Les stagiaires, piliers qui ne devraient pas l’être
Une étude sur les pratiques fribourgeoises des crèches et structures d’accueil extrascolaire montre que les stagiaires leur sont souvent indispensables pour des raisons financières, engendrant un décalage en matière de formation.
Par Marie Girard, secrétaire générale de la Fédération des crèches et garderies fribourgeoises, Fribourg
Il existe un décalage entre les pratiques en matière de stages et les directives cantonales et fédérales : si la loi sur la formation professionnelle autorise l’accès à l’apprentissage dès la sortie de l’école obligatoire, les études menées [1] démontrent que les stages d’une année avant de débuter la formation d’assistant·e socio-éducatif·ve constituent une pratique courante, et même majoritaire. Une enquête, menée par la Fédération des crèches et garderies fribourgeoise avec le soutien de l’OrTra santé-social Fribourg, confirme ce point et met en exergue des éléments structurels l’expliquant.
La recherche révèle que si les structures font au mieux pour formaliser leurs pratiques d’encadrement, il existe des inégalités de traitement et des flous notamment par rapport aux temps de suivi, aux tâches déléguées, aux objectifs fixés ainsi qu’aux évaluations des stages.
Ainsi, si 43% des institutions font un retour une à deux fois par semaine à leurs stagiaires, 19% d’entre elles ne le font qu’une à deux fois par mois.

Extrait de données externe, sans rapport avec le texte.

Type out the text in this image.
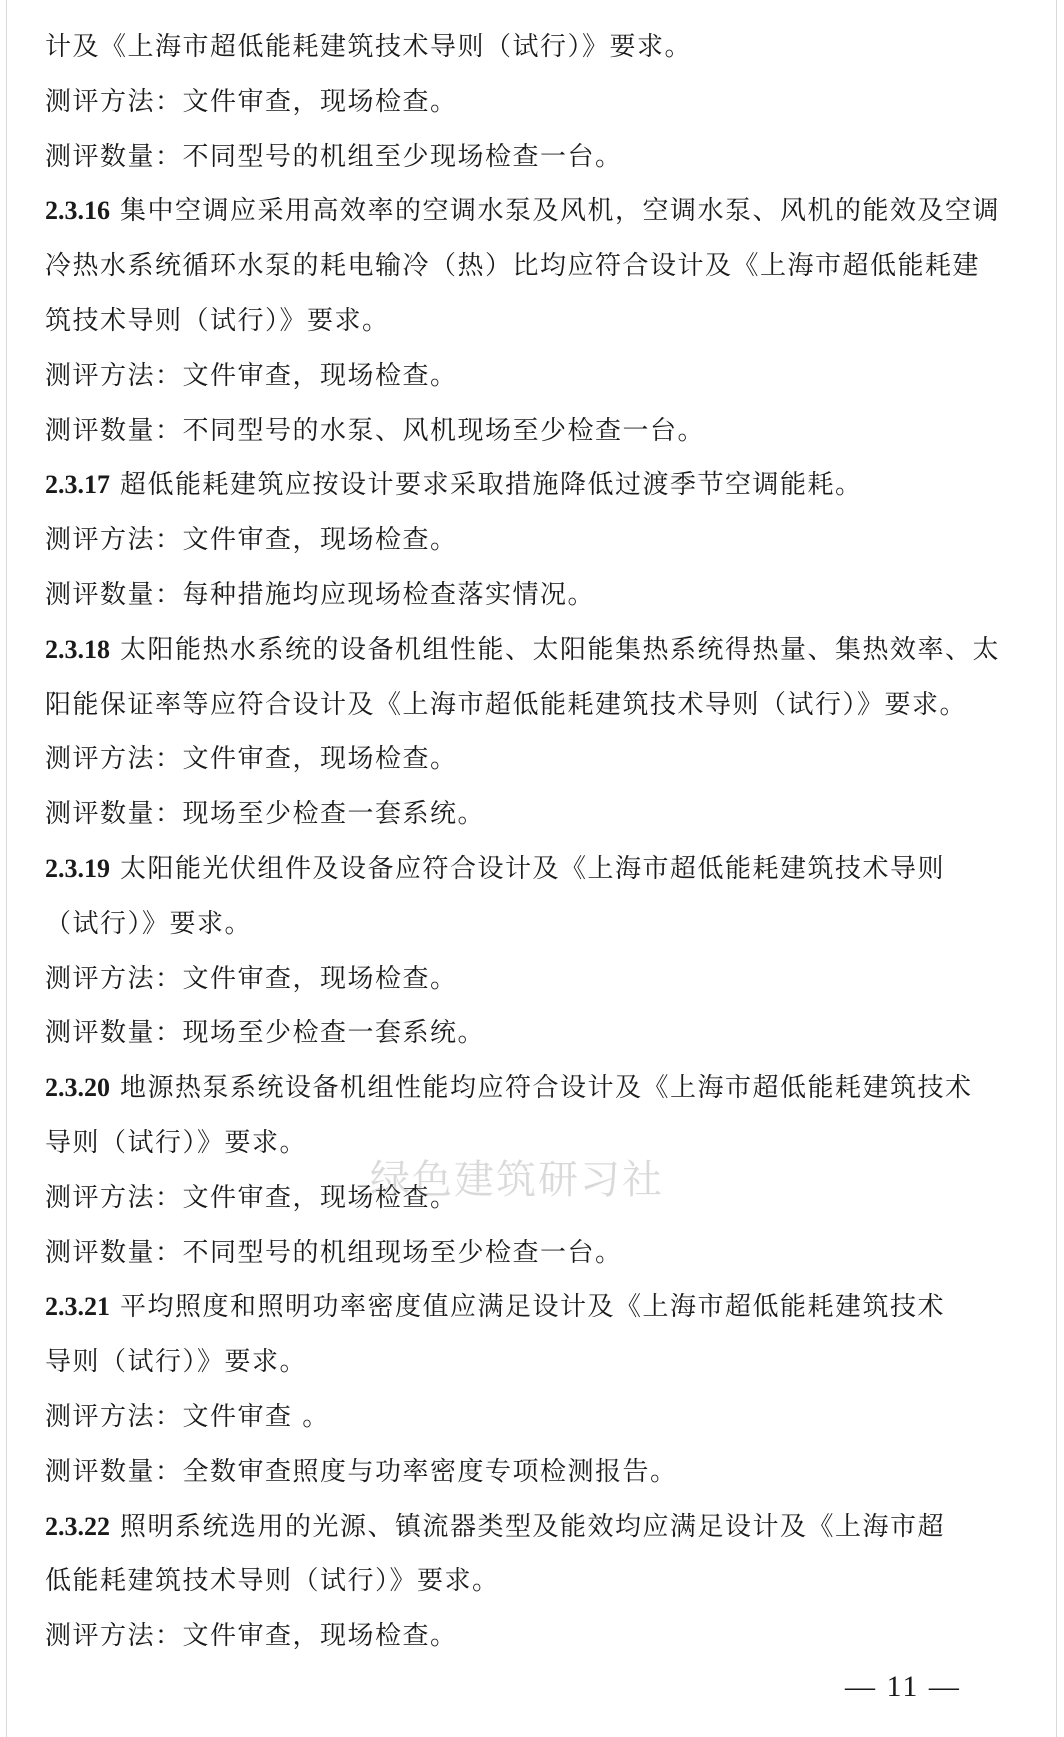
计及《上海市超低能耗建筑技术导则（试行）》要求。
测评方法：文件审查，现场检查。
测评数量：不同型号的机组至少现场检查一台。
2.3.16 集中空调应采用高效率的空调水泵及风机，空调水泵、风机的能效及空调
冷热水系统循环水泵的耗电输冷（热）比均应符合设计及《上海市超低能耗建
筑技术导则（试行）》要求。
测评方法：文件审查，现场检查。
测评数量：不同型号的水泵、风机现场至少检查一台。
2.3.17 超低能耗建筑应按设计要求采取措施降低过渡季节空调能耗。
测评方法：文件审查，现场检查。
测评数量：每种措施均应现场检查落实情况。
2.3.18 太阳能热水系统的设备机组性能、太阳能集热系统得热量、集热效率、太
阳能保证率等应符合设计及《上海市超低能耗建筑技术导则（试行）》要求。
测评方法：文件审查，现场检查。
测评数量：现场至少检查一套系统。
2.3.19 太阳能光伏组件及设备应符合设计及《上海市超低能耗建筑技术导则
（试行）》要求。
测评方法：文件审查，现场检查。
测评数量：现场至少检查一套系统。
2.3.20 地源热泵系统设备机组性能均应符合设计及《上海市超低能耗建筑技术
导则（试行）》要求。
测评方法：文件审查，现场检查。
测评数量：不同型号的机组现场至少检查一台。
2.3.21 平均照度和照明功率密度值应满足设计及《上海市超低能耗建筑技术
导则（试行）》要求。
测评方法：文件审查 。
测评数量：全数审查照度与功率密度专项检测报告。
2.3.22 照明系统选用的光源、镇流器类型及能效均应满足设计及《上海市超
低能耗建筑技术导则（试行）》要求。
测评方法：文件审查，现场检查。
绿色建筑研习社
— 11 —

De même, 49% des structures accordent au moins une heure par semaine de suivi à leurs stagiaires, alors que 37% leur attribuent une à deux heures par mois. La qualité n’est donc pas identique et peut questionner le rôle formateur que jouent ces expériences pratiques. Cela est corroboré par le fait que 28% des lieux d’accueil déplorent le manque de temps dont ils disposent pour les suivis des stagiaires.
Une hypothèse expliquant ces différences est la possibilité, ou non, de bénéficier de temps de travail hors présence enfant (THPE). Ce temps n’est pas reconnu à ce jour dans le canton de Fribourg et certaines structures n’arrivent pas à le mettre à disposition de leurs équipes, ou à un taux trop faible.
Les autrices recommandent ainsi d’ajouter du THPE dans les directives cantonales afin d’améliorer la qualité de travail et de permettre aux structures de fournir un encadrement et un suivi de qualité. Il est également conseillé de créer des lignes directrices et d’homogénéiser les procédures de suivi et d’orientation des stagiaires.
Un biais structurel
La recherche souligne que dans près de 75% des cas, l’année de stage fait partie du processus d’engagement d’apprenti·e. Ainsi, 41% des lieux demandent qu’un an de stage soit effectué préalablement, tandis que 34% d’entre eux privilégient l’engagement de leurs stagiaires internes.
De plus, un prérequis pour être engagé·e comme stagiaire est d’être majeur·e. Cela permet en effet d’être comptabilisé·e dans les quotas d’encadrement, les normes de la Direction de la santé et des affaires sociales indiquant que : « Tout·e stagiaire, dès 18 ans révolus, sera pris en compte à 50% de son temps de présence effectif dans le quota du personnel auxiliaire ». Ainsi, en s’assurant les services des stagiaires majeur·e·s, les lieux d’accueil limitent les coûts en personnel, ce qui rend ces jeunes indispensables à leur bon fonctionnement. Le recours aux stagiaires contribue à faire face à des impératifs financiers pour 46% des répondant·e·s et à des besoins en personnel pour 59%, bien que des objectifs de formation soient à la base de ces stages.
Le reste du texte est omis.